Выбрать главу

— Этот?

— Ну да, этот самый. Только моложе, а паяльник его.

— Отлично, Савицкий, пошли дальше. Вы утверждаете, что Шнобеля почти не знаете, и вдруг он дарит вам серебряную лампаду. Чем объяснить этот широкий жест?

— Ну, не подарил, а дал… за то, что я ему помог. Доля, в общем…

— Доля? За что конкретно?

— Помог я ему двинуть одно динамо[33].

— Нельзя ли подробнее, Савицкий? Мы вас слушаем с большим интересом.

— А что рассказывать… Встретились с ним однажды в комиссионке на Садово-Кудринской, он там часто ошивается. Шнобель говорит: «Дело у меня к тебе. Есть у меня один фраер на крючке.
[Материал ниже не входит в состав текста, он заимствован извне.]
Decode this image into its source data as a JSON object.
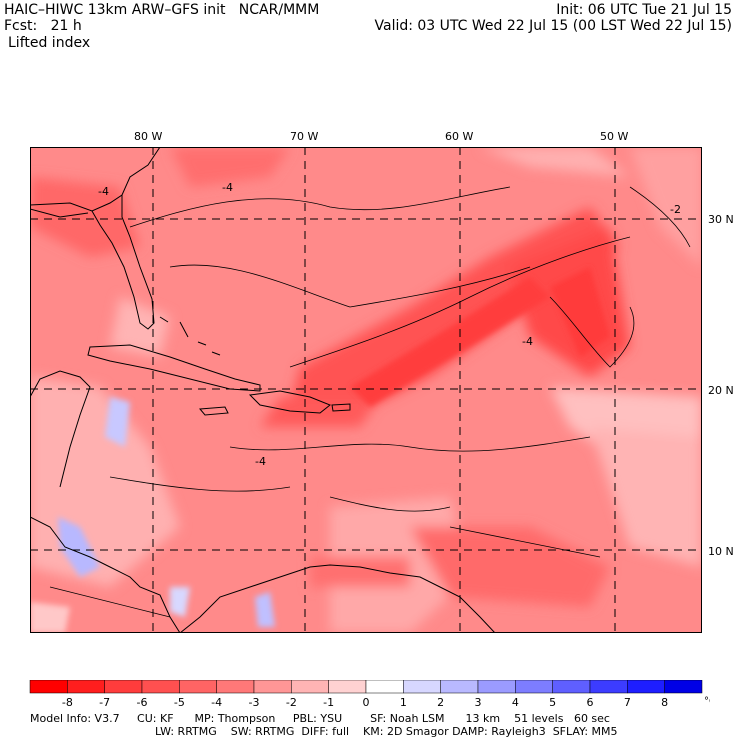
{
  "header": {
    "model_line": "HAIC–HIWC 13km ARW–GFS init   NCAR/MMM",
    "init_line": "Init: 06 UTC Tue 21 Jul 15",
    "fcst_line": "Fcst:   21 h",
    "valid_line": "Valid: 03 UTC Wed 22 Jul 15 (00 LST Wed 22 Jul 15)",
    "field_name": "Lifted index"
  },
  "map": {
    "lon_labels": [
      "80 W",
      "70 W",
      "60 W",
      "50 W"
    ],
    "lat_labels": [
      "30 N",
      "20 N",
      "10 N"
    ],
    "contour_labels": [
      "-4",
      "-4",
      "-4",
      "-4",
      "-2"
    ]
  },
  "colorbar": {
    "ticks": [
      "-8",
      "-7",
      "-6",
      "-5",
      "-4",
      "-3",
      "-2",
      "-1",
      "0",
      "1",
      "2",
      "3",
      "4",
      "5",
      "6",
      "7",
      "8"
    ],
    "unit": "°C",
    "colors": [
      "#ff0000",
      "#ff1e1e",
      "#ff3c3c",
      "#ff5050",
      "#ff6464",
      "#ff7878",
      "#ff9696",
      "#ffb4b4",
      "#ffd2d2",
      "#ffffff",
      "#d7d7ff",
      "#b9b9ff",
      "#9b9bff",
      "#7d7dff",
      "#5f5fff",
      "#3c3cff",
      "#1e1eff",
      "#0000e6"
    ]
  },
  "model_info": {
    "line1": "Model Info: V3.7     CU: KF      MP: Thompson     PBL: YSU        SF: Noah LSM      13 km    51 levels   60 sec",
    "line2": "LW: RRTMG    SW: RRTMG  DIFF: full    KM: 2D Smagor DAMP: Rayleigh3  SFLAY: MM5"
  }
}
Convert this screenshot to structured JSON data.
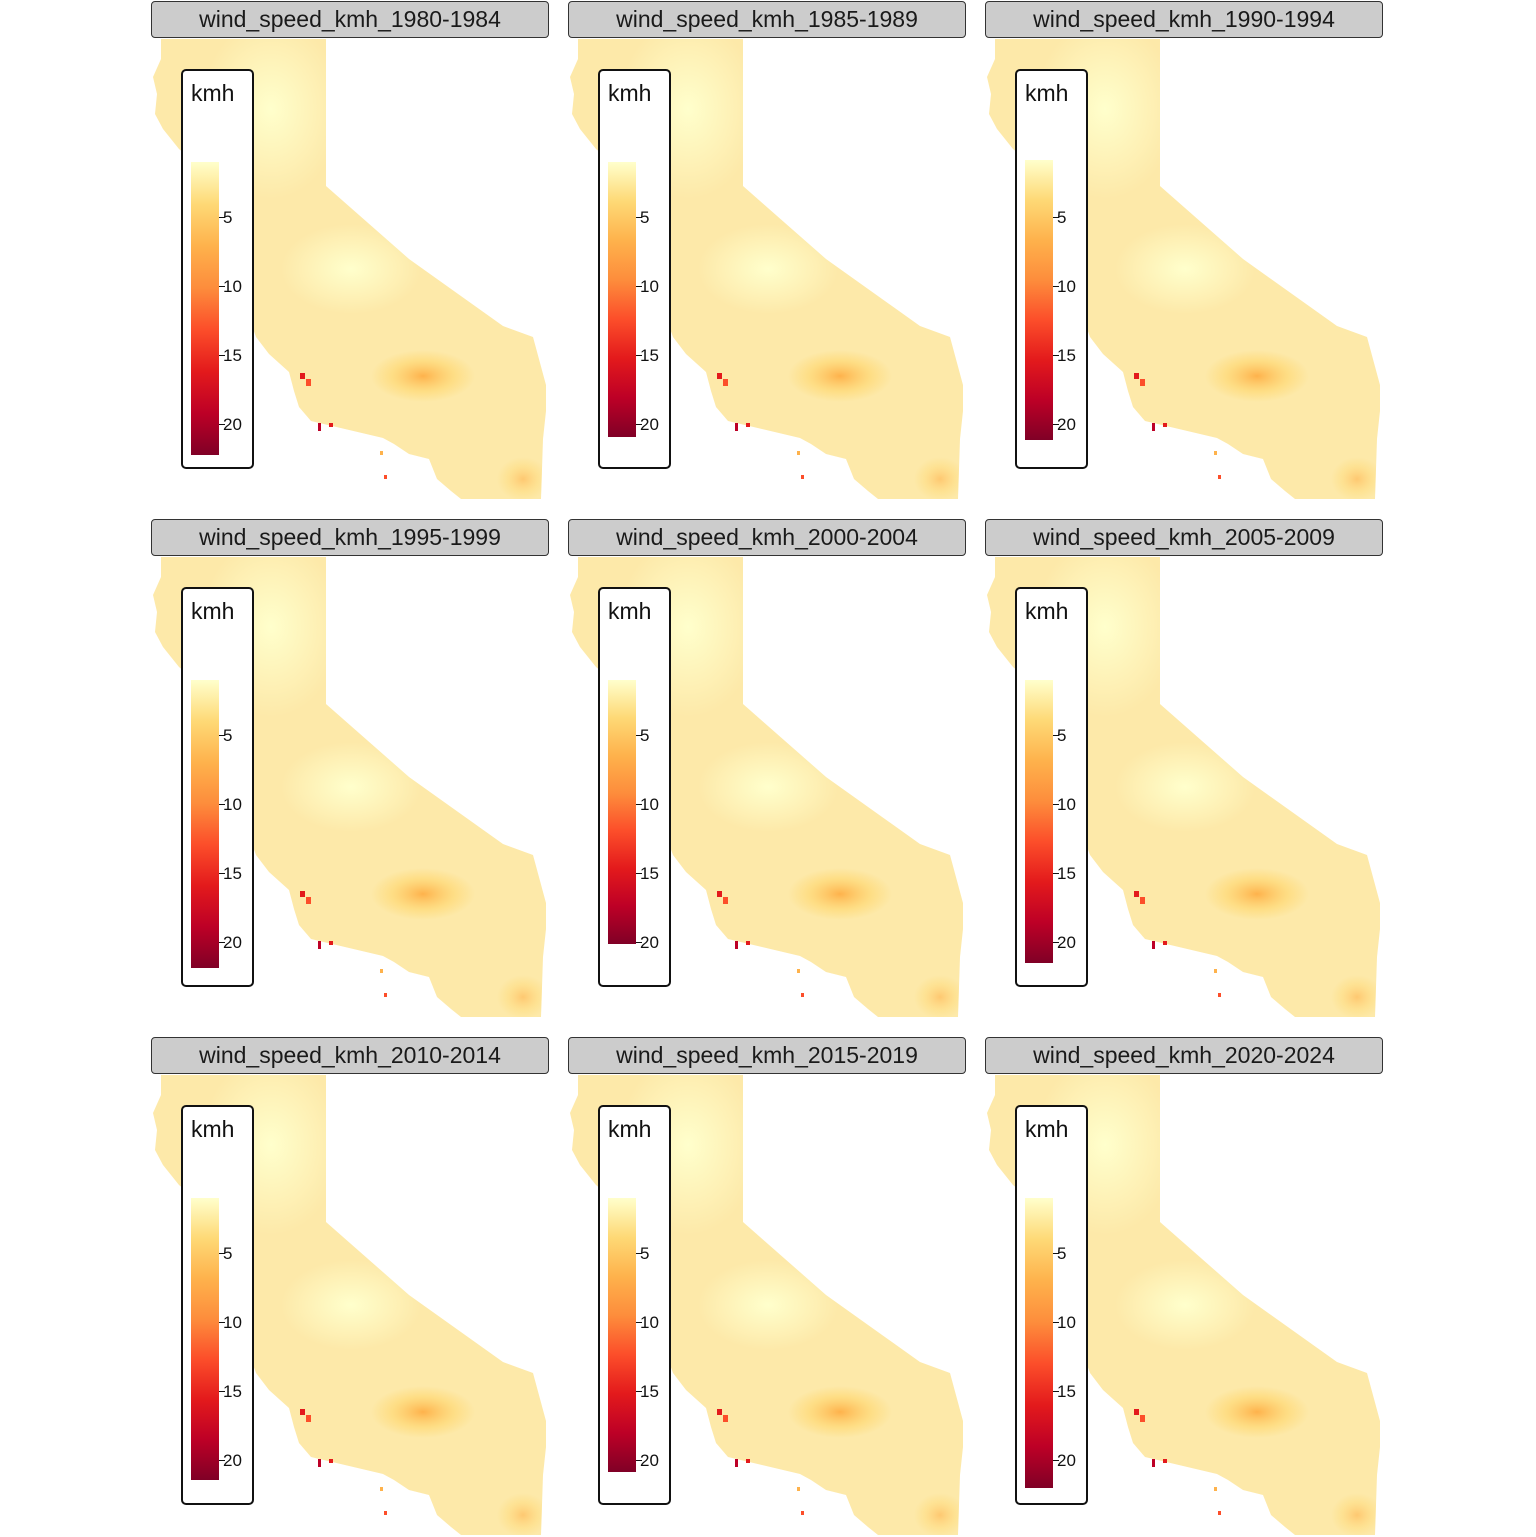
{
  "colors": {
    "land_base": "#fde9a9",
    "ramp": [
      "#ffffcc",
      "#fed976",
      "#feb24c",
      "#fd8d3c",
      "#fc4e2a",
      "#e31a1c",
      "#bd0026",
      "#800026"
    ]
  },
  "legend_title": "kmh",
  "legend_ticks": [
    "5",
    "10",
    "15",
    "20"
  ],
  "panels": [
    {
      "title": "wind_speed_kmh_1980-1984"
    },
    {
      "title": "wind_speed_kmh_1985-1989"
    },
    {
      "title": "wind_speed_kmh_1990-1994"
    },
    {
      "title": "wind_speed_kmh_1995-1999"
    },
    {
      "title": "wind_speed_kmh_2000-2004"
    },
    {
      "title": "wind_speed_kmh_2005-2009"
    },
    {
      "title": "wind_speed_kmh_2010-2014"
    },
    {
      "title": "wind_speed_kmh_2015-2019"
    },
    {
      "title": "wind_speed_kmh_2020-2024"
    }
  ]
}
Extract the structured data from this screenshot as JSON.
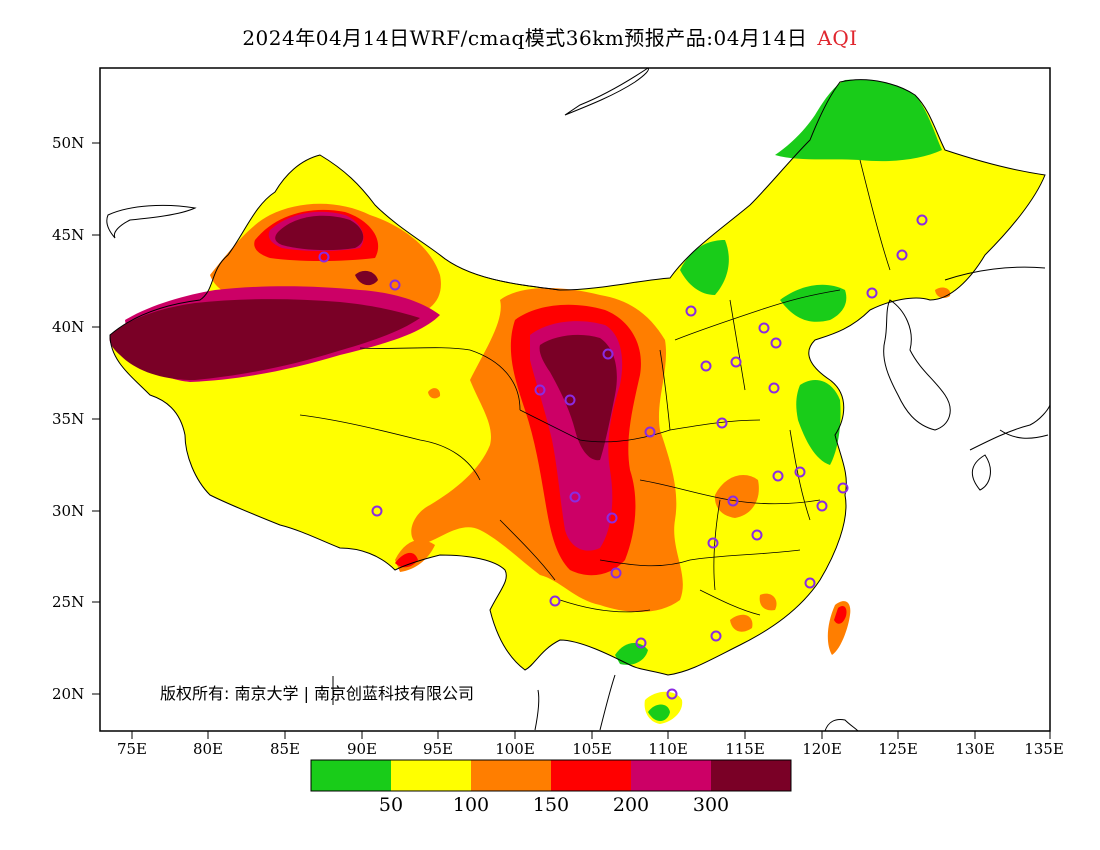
{
  "title": {
    "main": "2024年04月14日WRF/cmaq模式36km预报产品:04月14日",
    "variable": "AQI",
    "variable_color": "#e0262e"
  },
  "latitude_labels": [
    "50N",
    "45N",
    "40N",
    "35N",
    "30N",
    "25N",
    "20N"
  ],
  "longitude_labels": [
    "75E",
    "80E",
    "85E",
    "90E",
    "95E",
    "100E",
    "105E",
    "110E",
    "115E",
    "120E",
    "125E",
    "130E",
    "135E"
  ],
  "copyright": "版权所有: 南京大学 | 南京创蓝科技有限公司",
  "legend": {
    "colors": [
      "#19cc19",
      "#ffff00",
      "#ff7e00",
      "#ff0000",
      "#cc0066",
      "#7a0026"
    ],
    "thresholds": [
      "50",
      "100",
      "150",
      "200",
      "300"
    ]
  }
}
От тебя ничего не требуется: сиди дома, я приеду вместе с этим фраером. Ко мне, то есть. К нему, Шнобелю, нельзя, с женой поругался». Я отказался, не понравилось мне все это. А Шнобель говорит: «Чудак, это ж пара пустяков, и в обиде не останешься». В общем, согласился, тем более что дома один сейчас, предки на курорте. Сижу, жду. Часов в 11 он приходит, сумку держит. А где твой клиент, спрашиваю? — «Вот он, — отвечает, и по сумке похлопывает». Я ничего не понял. Минут через двадцать Шнобель говорит: «Будь человеком, выйди во двор, посмотри, стоит ли там «Жигуль». Я пошел. Стоит «Жигуль», а возле него прохаживается какой-то мужик, курит и все на дверь нашего подъезда поглядывает. Потом его окликнула из машины женщина, он бросил сигарету, сел в «Жигуль», и уехал. Я рассказал обо всем Шнобелю, он обрадовался: «Все нормально, старик!» Тут я и смекнул: Шнобель динамо двинул, и меня припутал. А он смеется: «Не нервируйся, этот фраер в милицию не заявит, он ментов, извините, милицию, за три версты обходит». Открыл сумку и дал мне лампаду. Там этих лампадок да крестов полно было. Я заметил…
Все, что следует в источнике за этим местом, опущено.